Sorry, let me try to put that more clearly. In a superb article at Slate, Daniel Engber revisits the research that concluded that blind partisanship and motivated reasoning are pervasive and that everyone seeks out "facts" that comport with what they already believe. Worse yet, those studies suggested that when highly ideological people are provided simultaneously with misinformation—that weapons of mass destruction were found in Iraq, that vaccines are unsafe, that Barack Obama is a Muslim—and with corrections to the falsehoods, that paradoxically reinforces their prior belief in the false information. In other words, the correction "backfires."

But as Engber reports, scientists have had trouble replicating the research that purported to reveal a post-truth world. Facts turn out to matter after all.

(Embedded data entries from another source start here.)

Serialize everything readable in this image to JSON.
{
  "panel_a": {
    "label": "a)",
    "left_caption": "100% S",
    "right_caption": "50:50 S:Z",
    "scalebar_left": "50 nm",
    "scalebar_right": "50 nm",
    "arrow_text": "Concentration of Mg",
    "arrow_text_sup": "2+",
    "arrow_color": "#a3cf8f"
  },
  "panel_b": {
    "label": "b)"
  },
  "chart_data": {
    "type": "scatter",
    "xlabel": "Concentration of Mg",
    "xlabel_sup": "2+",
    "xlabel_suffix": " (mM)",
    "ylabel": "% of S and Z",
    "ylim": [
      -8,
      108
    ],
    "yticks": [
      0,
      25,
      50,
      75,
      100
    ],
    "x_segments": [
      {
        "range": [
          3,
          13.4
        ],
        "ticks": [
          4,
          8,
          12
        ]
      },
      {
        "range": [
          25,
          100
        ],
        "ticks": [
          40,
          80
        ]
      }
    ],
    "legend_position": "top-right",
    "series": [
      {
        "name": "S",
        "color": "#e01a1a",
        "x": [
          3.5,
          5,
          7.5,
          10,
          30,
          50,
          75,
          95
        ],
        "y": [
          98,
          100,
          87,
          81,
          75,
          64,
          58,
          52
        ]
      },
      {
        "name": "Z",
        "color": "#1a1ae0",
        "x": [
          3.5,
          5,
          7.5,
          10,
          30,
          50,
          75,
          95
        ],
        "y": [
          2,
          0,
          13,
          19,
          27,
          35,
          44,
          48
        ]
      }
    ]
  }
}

Engber cites a new study, "The Elusive Backfire Effect," soon to appear in the journal Political Behavior. The researchers tested more than 10,000 subjects for backfire responses to corrections of 52 factually wrong statements made by various politicians. The factually wrong statements included Hillary Clinton's claim that gun violence is spiraling; Barack Obama's assertion that discrimination is the sole cause of the gender wage gap; Donald Trump's charge that Mexican immigrants engage disproportionately in criminal behavior; and Ted Cruz's declaration that violence against police officers is rising.

After running their experiments, the researchers report:

Across all experiments, we found no corrections capable of triggering backfire, despite testing precisely the kinds of polarized issues where backfire should be expected. Evidence of factual backfire is far more tenuous than prior research suggests. By and large, citizens heed factual information, even when such information challenges their ideological commitments.

Slate also points to some as-yet-unpublished research on backfire by two psychology graduate students, Andrew Guess and Alexander Coppock. Guess and Coppock showed subjects evidence about the effects of capital punishment, minimum wage increases, and gun control. The results?

Across three studies, we find no evidence of the phenomenon [of backfire]. Pro-capital-punishment evidence tends to make subjects more supportive of the death penalty and to strengthen their beliefs in its deterrent efficacy. Evidence that the death penalty increases crime does the opposite, while inconclusive evidence does not cause significant shifts in attitudes or beliefs. Arguments about the minimum wage likewise move respondents in the direction of evidence—toward supporting a higher or a lower dollar amount according to the slant of the evidence presented in the video treatments. Finally, evidence that gun control decreases gun violence makes people more supportive while evidence that it increases violence does the opposite.

In other words, people do pay attention to evidence even when it cuts against their pre-existing beliefs.

Engber notes that there has been considerable academic resistance to publishing research that questions the pervasiveness of the backfire effect:

I asked Coppock: Might there be echo chambers in academia, where scholars keep themselves away from new ideas about the echo chamber? And what if presenting evidence against the backfire effect itself produced a sort of backfire? "I really do believe my finding," Coppock said. "I think other people believe me, too." But if his findings were correct, then wouldn't all those peer reviewers have updated their beliefs in support of his conclusion? He paused for a moment. "In a way," he said, "the best evidence against our paper is that it keeps getting rejected."

Engber concludes, "It's time we came together to reject this bogus story and the ersatz science of post-truth. If we can agree on anything it should be this: The end of facts is not a fact."

As a journalist who has always believed that facts do matter and does his best to report on science and policy as accurately as possible, I heartily endorse his conclusion.